Premiê britânico Keir Starmer declara estar 'farto' de Trump e o compara a Putin
O primeiro-ministro do Reino Unido, Keir Starmer, manifestou publicamente sua insatisfação com o presidente dos Estados Unidos, Donald Trump, em uma entrevista concedida à emissora ITN nesta quinta-feira, 9 de abril de 2026. Starmer não poupou críticas ao líder americano, colocando suas ações em pé de igualdade com as promovidas pelo presidente da Rússia, Vladimir Putin.
Consequências para famílias e negócios britânicos
"Estou farto do fato de que as famílias e os negócios em toda a Inglaterra estão vendo suas contas de energia subirem e descerem devido às ações de Putin e Trump pelo mundo", declarou o premiê britânico com veemência. A afirmação reflete uma preocupação crescente com os impactos econômicos das políticas internacionais adotadas por ambos os líderes.
As declarações de Starmer ocorrem em um momento particularmente delicado, logo após seu desembarque no Golfo Pérsico, onde mantém conversas com autoridades de alto escalão visando mitigar os efeitos da guerra no Oriente Médio. O premiê expressou insatisfação com o cenário na região e discordou abertamente da visão de Trump sobre os ataques promovidos por Israel no Líbano.
Posição firme sobre violações de trégua
"Isso deveria parar.

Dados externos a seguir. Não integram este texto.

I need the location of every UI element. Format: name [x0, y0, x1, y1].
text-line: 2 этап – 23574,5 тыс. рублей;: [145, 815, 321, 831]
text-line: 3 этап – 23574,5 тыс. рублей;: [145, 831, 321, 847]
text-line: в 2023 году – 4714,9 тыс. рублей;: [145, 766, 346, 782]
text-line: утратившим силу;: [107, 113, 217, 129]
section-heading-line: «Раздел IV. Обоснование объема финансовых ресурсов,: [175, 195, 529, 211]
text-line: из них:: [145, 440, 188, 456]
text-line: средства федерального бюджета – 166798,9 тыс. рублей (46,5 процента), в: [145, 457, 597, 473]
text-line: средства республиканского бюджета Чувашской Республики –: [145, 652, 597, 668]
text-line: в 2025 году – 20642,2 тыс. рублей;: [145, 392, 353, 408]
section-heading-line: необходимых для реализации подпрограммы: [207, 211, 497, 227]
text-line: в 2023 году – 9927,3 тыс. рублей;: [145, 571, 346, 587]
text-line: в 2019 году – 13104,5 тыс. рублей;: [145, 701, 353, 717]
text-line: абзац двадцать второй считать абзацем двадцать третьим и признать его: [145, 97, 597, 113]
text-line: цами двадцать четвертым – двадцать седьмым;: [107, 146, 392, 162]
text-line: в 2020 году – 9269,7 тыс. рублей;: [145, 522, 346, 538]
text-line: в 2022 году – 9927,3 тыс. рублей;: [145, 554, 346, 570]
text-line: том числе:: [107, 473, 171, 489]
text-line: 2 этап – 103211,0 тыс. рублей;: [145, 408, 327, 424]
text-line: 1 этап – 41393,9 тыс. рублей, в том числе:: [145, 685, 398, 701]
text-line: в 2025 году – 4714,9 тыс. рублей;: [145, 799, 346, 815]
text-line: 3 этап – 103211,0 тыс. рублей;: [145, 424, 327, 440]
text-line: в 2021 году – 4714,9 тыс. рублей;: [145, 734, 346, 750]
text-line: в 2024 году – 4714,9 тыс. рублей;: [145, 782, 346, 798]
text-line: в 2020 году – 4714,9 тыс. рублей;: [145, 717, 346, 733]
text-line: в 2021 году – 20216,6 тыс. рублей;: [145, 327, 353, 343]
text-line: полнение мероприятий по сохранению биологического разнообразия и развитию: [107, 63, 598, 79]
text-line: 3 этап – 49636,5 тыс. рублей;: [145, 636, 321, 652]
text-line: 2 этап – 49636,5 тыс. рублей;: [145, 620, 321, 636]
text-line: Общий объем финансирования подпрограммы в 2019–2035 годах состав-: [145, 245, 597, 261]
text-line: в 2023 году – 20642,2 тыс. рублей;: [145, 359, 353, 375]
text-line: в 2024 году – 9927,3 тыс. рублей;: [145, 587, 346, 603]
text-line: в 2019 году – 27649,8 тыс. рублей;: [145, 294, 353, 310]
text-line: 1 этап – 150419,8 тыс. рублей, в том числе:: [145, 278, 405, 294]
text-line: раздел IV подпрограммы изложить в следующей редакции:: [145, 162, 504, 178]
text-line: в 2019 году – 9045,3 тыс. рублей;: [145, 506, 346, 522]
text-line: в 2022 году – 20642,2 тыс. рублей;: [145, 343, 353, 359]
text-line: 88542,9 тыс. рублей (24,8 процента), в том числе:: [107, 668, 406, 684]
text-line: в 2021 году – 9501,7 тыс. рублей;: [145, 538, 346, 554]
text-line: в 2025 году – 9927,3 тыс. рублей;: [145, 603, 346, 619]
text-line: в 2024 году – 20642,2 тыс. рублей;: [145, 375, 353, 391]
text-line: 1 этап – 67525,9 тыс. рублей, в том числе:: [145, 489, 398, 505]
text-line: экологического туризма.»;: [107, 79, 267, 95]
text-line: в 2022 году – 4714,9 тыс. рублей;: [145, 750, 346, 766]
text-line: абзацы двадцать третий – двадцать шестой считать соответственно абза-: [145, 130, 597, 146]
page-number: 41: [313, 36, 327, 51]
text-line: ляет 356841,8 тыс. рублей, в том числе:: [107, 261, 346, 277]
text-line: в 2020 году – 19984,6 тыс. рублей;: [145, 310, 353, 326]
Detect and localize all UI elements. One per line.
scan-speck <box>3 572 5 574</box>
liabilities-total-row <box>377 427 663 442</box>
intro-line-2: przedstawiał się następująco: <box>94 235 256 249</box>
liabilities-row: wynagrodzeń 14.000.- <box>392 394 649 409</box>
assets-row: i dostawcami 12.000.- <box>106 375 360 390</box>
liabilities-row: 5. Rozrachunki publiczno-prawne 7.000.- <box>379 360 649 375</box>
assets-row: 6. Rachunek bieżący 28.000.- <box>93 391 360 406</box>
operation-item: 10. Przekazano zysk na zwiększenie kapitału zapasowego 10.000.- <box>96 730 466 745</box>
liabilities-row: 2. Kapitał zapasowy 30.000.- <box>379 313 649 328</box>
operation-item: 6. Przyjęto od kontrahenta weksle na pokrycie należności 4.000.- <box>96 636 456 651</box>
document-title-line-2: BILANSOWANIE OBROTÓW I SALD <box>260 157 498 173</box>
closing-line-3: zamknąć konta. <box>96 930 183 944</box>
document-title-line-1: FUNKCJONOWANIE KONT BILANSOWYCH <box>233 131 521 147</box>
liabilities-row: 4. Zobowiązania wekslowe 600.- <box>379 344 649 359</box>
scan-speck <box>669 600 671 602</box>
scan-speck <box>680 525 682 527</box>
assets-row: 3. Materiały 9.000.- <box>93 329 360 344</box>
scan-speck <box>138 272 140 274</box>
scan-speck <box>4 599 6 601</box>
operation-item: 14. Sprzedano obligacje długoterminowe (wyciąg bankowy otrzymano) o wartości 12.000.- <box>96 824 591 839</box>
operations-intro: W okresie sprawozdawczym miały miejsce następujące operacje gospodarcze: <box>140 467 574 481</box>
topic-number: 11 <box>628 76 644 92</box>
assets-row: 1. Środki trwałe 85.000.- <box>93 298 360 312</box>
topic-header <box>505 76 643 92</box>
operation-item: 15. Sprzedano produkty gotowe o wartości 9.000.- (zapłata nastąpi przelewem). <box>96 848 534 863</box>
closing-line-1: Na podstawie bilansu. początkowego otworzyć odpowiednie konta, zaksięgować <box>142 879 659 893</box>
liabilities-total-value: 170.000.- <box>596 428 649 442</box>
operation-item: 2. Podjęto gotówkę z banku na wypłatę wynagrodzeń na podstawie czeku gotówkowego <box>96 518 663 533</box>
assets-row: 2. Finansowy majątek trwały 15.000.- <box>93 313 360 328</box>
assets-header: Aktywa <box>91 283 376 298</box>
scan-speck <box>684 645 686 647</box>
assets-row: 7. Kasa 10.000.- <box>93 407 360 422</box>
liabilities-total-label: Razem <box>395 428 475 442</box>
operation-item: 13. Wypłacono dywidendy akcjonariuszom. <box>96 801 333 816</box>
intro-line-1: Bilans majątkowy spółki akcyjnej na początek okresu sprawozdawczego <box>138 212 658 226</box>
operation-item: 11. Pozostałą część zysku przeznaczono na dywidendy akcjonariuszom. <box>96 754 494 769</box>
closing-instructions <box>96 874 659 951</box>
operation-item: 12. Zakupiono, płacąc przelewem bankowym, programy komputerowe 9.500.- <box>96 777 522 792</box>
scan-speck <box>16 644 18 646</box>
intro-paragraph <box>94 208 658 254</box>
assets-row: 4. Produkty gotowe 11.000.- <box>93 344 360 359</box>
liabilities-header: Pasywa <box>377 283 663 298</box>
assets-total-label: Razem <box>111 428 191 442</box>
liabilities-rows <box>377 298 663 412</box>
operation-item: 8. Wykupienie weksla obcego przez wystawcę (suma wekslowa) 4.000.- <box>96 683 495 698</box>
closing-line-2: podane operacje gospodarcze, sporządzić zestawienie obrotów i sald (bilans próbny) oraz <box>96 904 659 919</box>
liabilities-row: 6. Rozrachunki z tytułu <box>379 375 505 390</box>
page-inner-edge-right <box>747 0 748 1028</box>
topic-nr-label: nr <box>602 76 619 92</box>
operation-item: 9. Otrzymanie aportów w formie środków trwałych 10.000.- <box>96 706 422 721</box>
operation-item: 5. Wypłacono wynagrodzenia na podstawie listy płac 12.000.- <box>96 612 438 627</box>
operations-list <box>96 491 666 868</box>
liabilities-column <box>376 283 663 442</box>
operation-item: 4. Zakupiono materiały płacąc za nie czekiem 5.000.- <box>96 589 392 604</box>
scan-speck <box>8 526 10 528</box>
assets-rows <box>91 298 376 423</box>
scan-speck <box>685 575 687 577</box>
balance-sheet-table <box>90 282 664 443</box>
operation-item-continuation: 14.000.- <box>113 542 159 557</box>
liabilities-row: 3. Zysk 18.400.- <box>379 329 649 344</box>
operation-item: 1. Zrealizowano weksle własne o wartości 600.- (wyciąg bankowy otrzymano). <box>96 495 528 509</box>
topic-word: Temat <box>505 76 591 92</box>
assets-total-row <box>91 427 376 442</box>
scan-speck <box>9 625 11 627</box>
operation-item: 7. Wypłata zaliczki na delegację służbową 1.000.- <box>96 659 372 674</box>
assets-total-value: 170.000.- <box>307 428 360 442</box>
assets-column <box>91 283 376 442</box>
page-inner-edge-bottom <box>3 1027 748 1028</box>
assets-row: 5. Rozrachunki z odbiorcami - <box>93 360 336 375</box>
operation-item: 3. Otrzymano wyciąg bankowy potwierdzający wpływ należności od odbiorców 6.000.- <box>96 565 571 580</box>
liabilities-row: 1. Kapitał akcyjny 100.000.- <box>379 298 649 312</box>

Essa é minha firme convicção e, portanto, não é uma questão técnica sobre ser uma violação ou não do cessar-fogo", apontou Starmer em referência aos conflitos. O líder britânico foi ainda mais enfático ao complementar: "Nem todos temos acesso aos detalhes do acordo, mas deixe-me ser bem claro — eles estão errados."
A postura assumida por Starmer não se limita a críticas pontuais, mas representa um afastamento significativo nas relações entre o Reino Unido e os Estados Unidos. Historicamente aliados próximos, os dois países enfrentam uma das maiores crises diplomáticas das últimas décadas.
Tensões na OTAN e relações transatlânticas
A declaração do premiê britânico deve intensificar o afastamento entre os Estados Unidos e as nações europeias que integram a Organização do Tratado do Atlântico Norte (OTAN). Embora a aliança tenha resistido por décadas como um baluarte da segurança ocidental, Trump defende que ela não passa de um estorvo para Washington desde seu primeiro mandato.
O presidente americano radicalizou seu discurso sobre a entidade nas últimas semanas, chegando a defender abertamente a saída dos Estados Unidos. "A OTAN não estava lá quando precisávamos deles, e eles não estarão lá quando precisarmos deles novamente", disparou Trump em uma publicação na rede Truth Social na quarta-feira, 8 de abril.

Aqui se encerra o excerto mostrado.